Health professionals offer valuable, diverse perspectives and bring expertise and relevant science to teams that might otherwise consist exclusively of marketing professionals. A team of marketers alone might not have the necessary insights to come up with innovative answers to a litany of problems faced by those in the food industry. 

For example, when Unilever partnered with health experts on their sustainable living plan, a whole set of brand campaigns and innovations came about as a result. One of those innovations was the 100-calorie Solaro ice cream bar. The team had been developing all sorts of ideas, many of which were not working initially, but the insight that unlocked the way forward came from the nutritionist on the team. The nutritionist suggested they size the product so that it maintained all the refreshment and joy of the original, but at a calorie count people understood and felt they could build into their day. By getting health professionals involved at an early stage, Unilever came up with creative solutions before products even reached consumers.

 

5. Health and wellness communication is often more affordable than consumer-facing equivalents. 

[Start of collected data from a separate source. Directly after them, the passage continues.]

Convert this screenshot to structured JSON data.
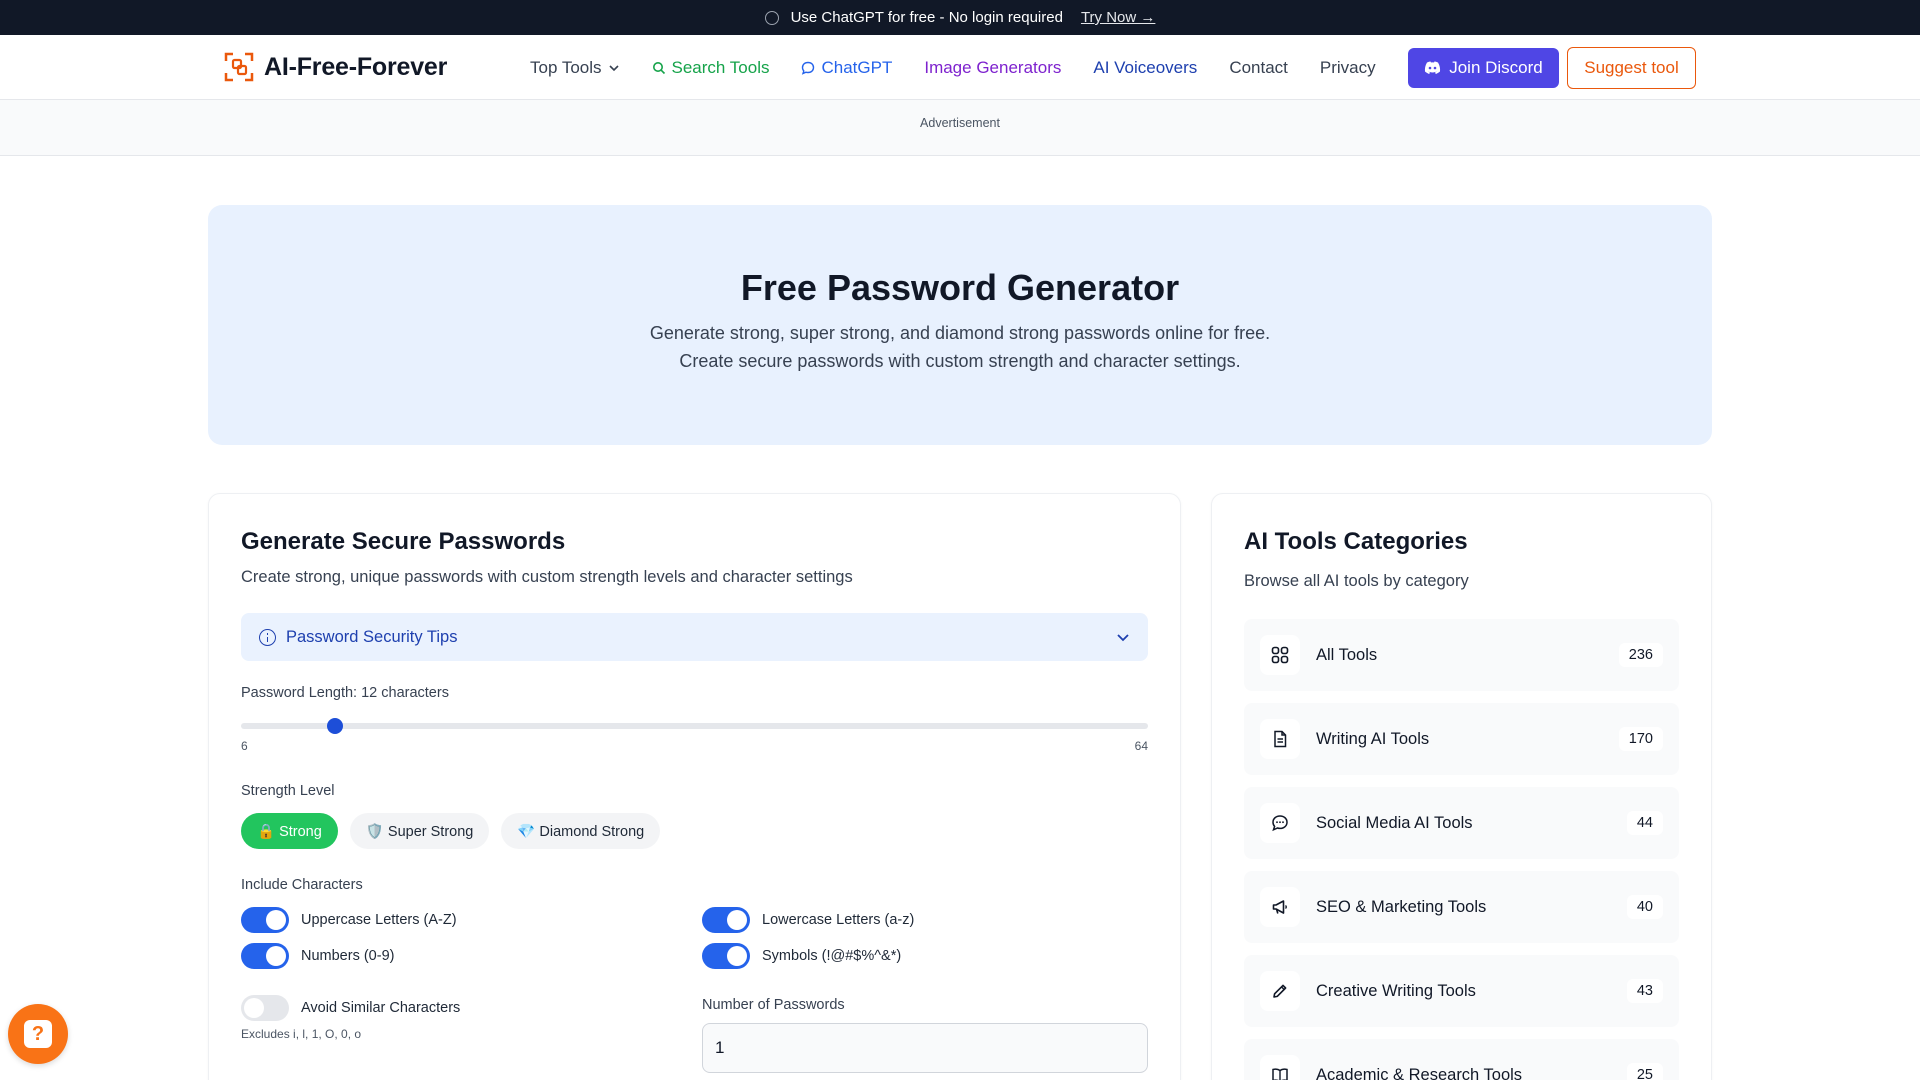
{
  "banner": {
    "text": "Use ChatGPT for free - No login required",
    "cta": "Try Now →"
  },
  "nav": {
    "brand": "AI-Free-Forever",
    "links": {
      "top_tools": "Top Tools",
      "search_tools": "Search Tools",
      "chatgpt": "ChatGPT",
      "image_generators": "Image Generators",
      "ai_voiceovers": "AI Voiceovers",
      "contact": "Contact",
      "privacy": "Privacy"
    },
    "join_discord": "Join Discord",
    "suggest_tool": "Suggest tool"
  },
  "ad_label": "Advertisement",
  "hero": {
    "title": "Free Password Generator",
    "line1": "Generate strong, super strong, and diamond strong passwords online for free.",
    "line2": "Create secure passwords with custom strength and character settings."
  },
  "generator": {
    "title": "Generate Secure Passwords",
    "subtitle": "Create strong, unique passwords with custom strength levels and character settings",
    "tips_label": "Password Security Tips",
    "length_label": "Password Length: 12 characters",
    "length_min": "6",
    "length_max": "64",
    "length_value": 12,
    "strength_label": "Strength Level",
    "strength_options": [
      "🔒 Strong",
      "🛡️ Super Strong",
      "💎 Diamond Strong"
    ],
    "strength_selected": "Strong",
    "include_label": "Include Characters",
    "options": {
      "uppercase": "Uppercase Letters (A-Z)",
      "lowercase": "Lowercase Letters (a-z)",
      "numbers": "Numbers (0-9)",
      "symbols": "Symbols (!@#$%^&*)",
      "avoid_similar": "Avoid Similar Characters",
      "avoid_similar_hint": "Excludes i, l, 1, O, 0, o"
    },
    "option_states": {
      "uppercase": true,
      "lowercase": true,
      "numbers": true,
      "symbols": true,
      "avoid_similar": false
    },
    "count_label": "Number of Passwords",
    "count_value": "1"
  },
  "categories": {
    "title": "AI Tools Categories",
    "subtitle": "Browse all AI tools by category",
    "items": [
      {
        "name": "All Tools",
        "count": "236",
        "icon": "grid-icon"
      },
      {
        "name": "Writing AI Tools",
        "count": "170",
        "icon": "document-icon"
      },
      {
        "name": "Social Media AI Tools",
        "count": "44",
        "icon": "chat-bubble-icon"
      },
      {
        "name": "SEO & Marketing Tools",
        "count": "40",
        "icon": "megaphone-icon"
      },
      {
        "name": "Creative Writing Tools",
        "count": "43",
        "icon": "pencil-icon"
      },
      {
        "name": "Academic & Research Tools",
        "count": "25",
        "icon": "book-icon"
      }
    ]
  },
  "colors": {
    "accent_blue": "#2563eb",
    "discord": "#4f46e5",
    "orange": "#ea580c",
    "green": "#22c55e"
  }
}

One might assume that developing strong relationships with health professionals would be a costly endeavor, but marketing to health professionals is typically much cheaper than that going direct to consumers, and it offers a longer-lasting impact. 

Health professional marketing can include relatively inexpensive strategies, such as:

  • Attending professional conferences
  • Product sampling
  • Partnering with leading health professionals 

Measurement of health professional marketing campaigns has traditionally been difficult, given the nature of this type of marketing activity, and the fact that it’s not possible to quantify success in terms of sales. But when you consider changes in sentiment, perception, message recall, and an uptick in recommendations from health professionals, a successful health professional marketing campaign can have far-reaching benefits for brands.